Tablet computers in school libraries and classrooms discussed in new e-book
For Immediate Release
CHICAGO — According to Pew Research, nearly a quarter of teens already own a tablet computer, with younger children not far behind. With the use of these handheld devices continuing to grow by leaps and bounds each year, tablets are coming to your school district soon, if they haven't already. “Tablet Computers in School Libraries and Classrooms,” published as an e-book by ALA Editions, speaks directly to librarians and educators working with young people, pointing the way towards intelligent, constructive use of tablets to attain educational goals. Edited by Heather Moorefield-Lang, Carolyn Meier and Rebecca K. Miller, the e-book is available from the ALA Store as well as many e-book vendors. Offering specific guidance for the K-12 setting, the authors:
- present case studies from a range of libraries, showing you how to create attention-grabbing programs for early learners, integrate tablets into classroom instruction and serve special needs students;
- include eight adaptable, active-learning lessons that will help you get started quickly, ranging from using tablets to interact with the Caldecott awards to a QR codes scavenger hunt;
- detail the evaluation criteria used by the American Association of School Librarians (AASL) Best Apps for Teaching and Learning Committee, along with the list of selected apps.

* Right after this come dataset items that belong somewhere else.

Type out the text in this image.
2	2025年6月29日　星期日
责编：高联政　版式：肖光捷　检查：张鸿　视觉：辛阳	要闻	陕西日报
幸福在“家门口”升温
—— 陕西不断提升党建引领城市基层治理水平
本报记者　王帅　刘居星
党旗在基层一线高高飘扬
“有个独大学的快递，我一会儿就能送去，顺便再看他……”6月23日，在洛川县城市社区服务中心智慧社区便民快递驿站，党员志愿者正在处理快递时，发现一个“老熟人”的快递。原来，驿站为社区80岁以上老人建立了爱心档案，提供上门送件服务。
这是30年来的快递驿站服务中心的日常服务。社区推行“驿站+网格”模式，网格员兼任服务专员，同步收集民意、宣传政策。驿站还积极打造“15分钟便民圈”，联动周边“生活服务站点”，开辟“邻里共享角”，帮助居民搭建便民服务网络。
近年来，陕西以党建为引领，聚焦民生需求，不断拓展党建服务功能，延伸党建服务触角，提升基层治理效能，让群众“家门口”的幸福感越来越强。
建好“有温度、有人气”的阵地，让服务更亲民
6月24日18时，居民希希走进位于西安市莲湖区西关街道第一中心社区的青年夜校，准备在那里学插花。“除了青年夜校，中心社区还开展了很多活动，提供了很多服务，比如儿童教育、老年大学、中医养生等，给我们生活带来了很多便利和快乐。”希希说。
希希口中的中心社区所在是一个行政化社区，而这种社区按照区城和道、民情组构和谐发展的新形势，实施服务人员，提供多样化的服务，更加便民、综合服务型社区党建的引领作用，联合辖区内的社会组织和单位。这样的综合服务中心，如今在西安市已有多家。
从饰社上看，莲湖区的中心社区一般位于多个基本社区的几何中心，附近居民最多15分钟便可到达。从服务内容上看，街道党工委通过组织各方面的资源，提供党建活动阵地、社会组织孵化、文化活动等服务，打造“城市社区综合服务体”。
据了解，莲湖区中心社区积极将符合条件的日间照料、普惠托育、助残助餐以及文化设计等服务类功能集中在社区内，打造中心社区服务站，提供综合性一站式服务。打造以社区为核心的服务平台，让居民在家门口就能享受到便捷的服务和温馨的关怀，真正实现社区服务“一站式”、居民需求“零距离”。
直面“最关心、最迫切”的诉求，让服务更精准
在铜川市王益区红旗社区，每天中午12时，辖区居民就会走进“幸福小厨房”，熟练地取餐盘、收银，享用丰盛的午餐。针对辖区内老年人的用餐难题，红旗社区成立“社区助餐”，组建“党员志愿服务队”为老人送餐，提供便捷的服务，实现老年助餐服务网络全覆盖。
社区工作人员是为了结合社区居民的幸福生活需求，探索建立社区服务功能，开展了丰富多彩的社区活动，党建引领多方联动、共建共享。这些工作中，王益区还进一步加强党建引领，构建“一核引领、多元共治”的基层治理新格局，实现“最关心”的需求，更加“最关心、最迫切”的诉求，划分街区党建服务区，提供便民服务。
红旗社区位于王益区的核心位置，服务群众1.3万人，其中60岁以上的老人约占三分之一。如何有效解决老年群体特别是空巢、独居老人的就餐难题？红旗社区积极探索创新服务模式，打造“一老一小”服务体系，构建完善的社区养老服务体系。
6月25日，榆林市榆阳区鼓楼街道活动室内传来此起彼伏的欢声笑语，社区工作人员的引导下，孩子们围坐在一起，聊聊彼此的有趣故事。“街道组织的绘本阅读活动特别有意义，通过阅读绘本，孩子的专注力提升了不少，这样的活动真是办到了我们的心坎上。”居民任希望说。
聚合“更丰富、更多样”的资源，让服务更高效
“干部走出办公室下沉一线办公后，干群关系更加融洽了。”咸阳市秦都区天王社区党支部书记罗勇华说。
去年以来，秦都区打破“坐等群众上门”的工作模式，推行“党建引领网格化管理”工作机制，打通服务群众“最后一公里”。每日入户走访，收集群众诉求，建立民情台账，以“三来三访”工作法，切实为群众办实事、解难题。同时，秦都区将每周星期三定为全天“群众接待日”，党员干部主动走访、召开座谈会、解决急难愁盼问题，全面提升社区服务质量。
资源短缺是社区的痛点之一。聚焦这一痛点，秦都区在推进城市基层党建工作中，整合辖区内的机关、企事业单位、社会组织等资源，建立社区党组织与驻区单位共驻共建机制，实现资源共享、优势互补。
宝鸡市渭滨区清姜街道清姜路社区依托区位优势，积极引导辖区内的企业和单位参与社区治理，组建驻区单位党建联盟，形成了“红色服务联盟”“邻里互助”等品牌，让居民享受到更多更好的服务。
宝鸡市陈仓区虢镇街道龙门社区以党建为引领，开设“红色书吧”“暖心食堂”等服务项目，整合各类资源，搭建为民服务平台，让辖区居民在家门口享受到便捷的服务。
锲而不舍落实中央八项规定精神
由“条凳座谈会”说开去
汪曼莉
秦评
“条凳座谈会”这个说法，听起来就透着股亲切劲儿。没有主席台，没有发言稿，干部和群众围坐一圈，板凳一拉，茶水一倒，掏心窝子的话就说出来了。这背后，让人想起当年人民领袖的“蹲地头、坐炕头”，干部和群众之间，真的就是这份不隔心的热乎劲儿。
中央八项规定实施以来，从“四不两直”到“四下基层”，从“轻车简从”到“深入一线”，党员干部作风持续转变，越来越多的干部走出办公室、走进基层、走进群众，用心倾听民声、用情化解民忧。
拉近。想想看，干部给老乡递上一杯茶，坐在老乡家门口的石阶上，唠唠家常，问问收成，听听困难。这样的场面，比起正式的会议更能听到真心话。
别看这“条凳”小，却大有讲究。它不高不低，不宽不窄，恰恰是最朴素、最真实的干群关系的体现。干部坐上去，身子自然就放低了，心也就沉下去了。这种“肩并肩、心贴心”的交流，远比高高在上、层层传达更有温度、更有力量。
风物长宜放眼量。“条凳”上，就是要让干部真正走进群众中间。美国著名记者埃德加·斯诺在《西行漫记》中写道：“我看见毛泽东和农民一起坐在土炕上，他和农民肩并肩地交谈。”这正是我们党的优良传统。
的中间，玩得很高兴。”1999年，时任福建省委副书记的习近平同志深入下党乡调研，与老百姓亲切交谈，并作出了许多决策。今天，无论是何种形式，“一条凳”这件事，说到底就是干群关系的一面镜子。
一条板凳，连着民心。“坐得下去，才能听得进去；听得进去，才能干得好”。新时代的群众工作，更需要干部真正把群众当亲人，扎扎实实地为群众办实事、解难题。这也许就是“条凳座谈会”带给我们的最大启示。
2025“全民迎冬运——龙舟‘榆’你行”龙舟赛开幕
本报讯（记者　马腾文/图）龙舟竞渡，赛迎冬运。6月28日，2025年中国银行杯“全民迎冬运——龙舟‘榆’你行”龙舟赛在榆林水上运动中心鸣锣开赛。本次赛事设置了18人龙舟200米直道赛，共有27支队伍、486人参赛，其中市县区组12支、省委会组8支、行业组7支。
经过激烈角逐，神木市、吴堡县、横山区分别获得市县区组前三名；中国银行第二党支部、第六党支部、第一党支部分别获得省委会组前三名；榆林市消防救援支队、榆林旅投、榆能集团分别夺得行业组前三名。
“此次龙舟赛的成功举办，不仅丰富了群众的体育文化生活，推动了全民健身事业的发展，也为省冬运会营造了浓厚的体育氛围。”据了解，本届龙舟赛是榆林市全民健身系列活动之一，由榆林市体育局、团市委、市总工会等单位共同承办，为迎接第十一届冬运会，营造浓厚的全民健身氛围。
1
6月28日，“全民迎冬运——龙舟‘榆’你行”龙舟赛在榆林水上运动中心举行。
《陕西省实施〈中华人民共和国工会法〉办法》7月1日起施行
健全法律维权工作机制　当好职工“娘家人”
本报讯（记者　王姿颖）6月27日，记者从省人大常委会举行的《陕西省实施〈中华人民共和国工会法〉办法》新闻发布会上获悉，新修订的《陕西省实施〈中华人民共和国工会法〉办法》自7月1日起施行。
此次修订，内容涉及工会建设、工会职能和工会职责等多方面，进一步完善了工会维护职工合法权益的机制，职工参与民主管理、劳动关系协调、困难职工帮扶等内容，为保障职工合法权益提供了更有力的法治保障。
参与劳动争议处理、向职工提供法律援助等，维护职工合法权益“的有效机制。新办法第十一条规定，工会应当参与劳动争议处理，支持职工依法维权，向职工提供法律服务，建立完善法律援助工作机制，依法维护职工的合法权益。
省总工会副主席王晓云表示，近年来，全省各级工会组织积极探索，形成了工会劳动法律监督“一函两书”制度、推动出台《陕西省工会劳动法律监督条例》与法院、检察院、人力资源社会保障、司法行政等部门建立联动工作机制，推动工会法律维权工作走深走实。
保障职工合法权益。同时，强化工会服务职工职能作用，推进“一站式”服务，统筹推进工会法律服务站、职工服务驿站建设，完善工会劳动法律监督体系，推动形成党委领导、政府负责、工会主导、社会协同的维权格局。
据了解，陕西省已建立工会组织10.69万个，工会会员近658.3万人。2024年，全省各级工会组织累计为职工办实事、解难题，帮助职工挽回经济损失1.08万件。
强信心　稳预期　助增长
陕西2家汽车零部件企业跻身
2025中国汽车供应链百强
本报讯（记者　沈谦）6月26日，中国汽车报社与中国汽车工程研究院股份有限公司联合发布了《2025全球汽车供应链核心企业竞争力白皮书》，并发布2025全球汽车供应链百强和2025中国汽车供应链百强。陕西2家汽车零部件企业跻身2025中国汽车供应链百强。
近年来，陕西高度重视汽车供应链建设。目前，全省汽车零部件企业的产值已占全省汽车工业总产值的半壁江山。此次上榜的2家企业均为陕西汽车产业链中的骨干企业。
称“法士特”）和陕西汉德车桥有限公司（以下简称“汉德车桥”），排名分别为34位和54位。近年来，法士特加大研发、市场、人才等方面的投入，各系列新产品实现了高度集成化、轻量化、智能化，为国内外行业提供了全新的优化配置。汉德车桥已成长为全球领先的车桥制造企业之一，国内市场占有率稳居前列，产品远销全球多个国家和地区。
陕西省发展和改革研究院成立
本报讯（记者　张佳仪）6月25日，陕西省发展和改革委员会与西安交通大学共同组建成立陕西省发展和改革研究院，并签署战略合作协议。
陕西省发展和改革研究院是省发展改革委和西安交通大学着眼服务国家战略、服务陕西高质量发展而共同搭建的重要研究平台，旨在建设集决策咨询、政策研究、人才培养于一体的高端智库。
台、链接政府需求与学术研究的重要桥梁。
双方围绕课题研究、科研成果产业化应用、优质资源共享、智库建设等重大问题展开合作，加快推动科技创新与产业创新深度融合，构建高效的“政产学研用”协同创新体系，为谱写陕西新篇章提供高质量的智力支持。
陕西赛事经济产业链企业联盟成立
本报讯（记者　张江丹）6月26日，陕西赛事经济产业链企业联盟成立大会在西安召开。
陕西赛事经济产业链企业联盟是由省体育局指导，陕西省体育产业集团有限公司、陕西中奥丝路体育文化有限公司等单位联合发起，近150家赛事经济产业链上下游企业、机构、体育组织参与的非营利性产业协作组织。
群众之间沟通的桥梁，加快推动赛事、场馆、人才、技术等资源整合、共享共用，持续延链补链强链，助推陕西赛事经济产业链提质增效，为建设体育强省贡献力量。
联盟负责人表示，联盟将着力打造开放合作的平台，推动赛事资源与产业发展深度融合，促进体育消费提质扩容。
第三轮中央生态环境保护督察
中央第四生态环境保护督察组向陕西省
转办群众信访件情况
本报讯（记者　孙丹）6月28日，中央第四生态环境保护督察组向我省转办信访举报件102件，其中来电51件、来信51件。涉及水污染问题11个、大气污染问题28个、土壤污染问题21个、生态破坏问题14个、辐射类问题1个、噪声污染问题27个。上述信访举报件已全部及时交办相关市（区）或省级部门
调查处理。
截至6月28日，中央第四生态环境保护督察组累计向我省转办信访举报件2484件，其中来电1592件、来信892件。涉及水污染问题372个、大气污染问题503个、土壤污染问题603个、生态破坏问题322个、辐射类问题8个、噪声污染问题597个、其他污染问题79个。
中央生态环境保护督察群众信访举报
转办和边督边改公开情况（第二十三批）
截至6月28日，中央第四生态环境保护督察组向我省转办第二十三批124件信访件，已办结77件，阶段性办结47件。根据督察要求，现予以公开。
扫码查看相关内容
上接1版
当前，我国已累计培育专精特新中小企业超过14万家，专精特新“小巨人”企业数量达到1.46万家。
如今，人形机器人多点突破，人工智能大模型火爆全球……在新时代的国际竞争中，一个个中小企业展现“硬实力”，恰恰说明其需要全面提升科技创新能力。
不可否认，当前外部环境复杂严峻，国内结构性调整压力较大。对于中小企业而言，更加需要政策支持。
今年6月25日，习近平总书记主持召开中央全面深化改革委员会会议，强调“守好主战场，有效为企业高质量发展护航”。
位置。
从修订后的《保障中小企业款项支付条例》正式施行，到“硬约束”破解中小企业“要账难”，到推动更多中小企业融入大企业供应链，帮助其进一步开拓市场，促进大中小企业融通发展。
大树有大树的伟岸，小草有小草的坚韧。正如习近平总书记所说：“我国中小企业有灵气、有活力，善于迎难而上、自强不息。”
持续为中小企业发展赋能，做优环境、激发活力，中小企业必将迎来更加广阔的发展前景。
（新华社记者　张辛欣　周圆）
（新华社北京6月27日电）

Moorefield-Lang is the education and applied social sciences librarian at Virginia Tech. She is the chair of the American Association of School Librarians Best Websites for Teaching and Learning Committee. Her current research is involved with the success and challenges of 3D printers in libraries and schools at every type and level. She is also delving into the research of digital citizenship and the online presence of our digital futures and afterlife.
Meier is the first year instruction librarian in Newman Library at Virginia Tech. She is a past co-chair of the Library Instruction Round table (LIRT) Transition to College committee. While at Virginia Tech, she developed and implemented an online research course for grad students and with other librarians in designing online modules for first year students. Her work and research interests focus on information literacy, assessment, and new methods for improving instruction and finding new technologies to reach students.
Miller is the college librarian for science, life science, and engineering at Virginia Tech. Previously, she served as the digital technologies librarian at Louisiana State University and has published several articles on the topic of technology and instruction. Currently, she serves on the editorial boards of three journals and holds leadership positions in both national and state level professional organizations.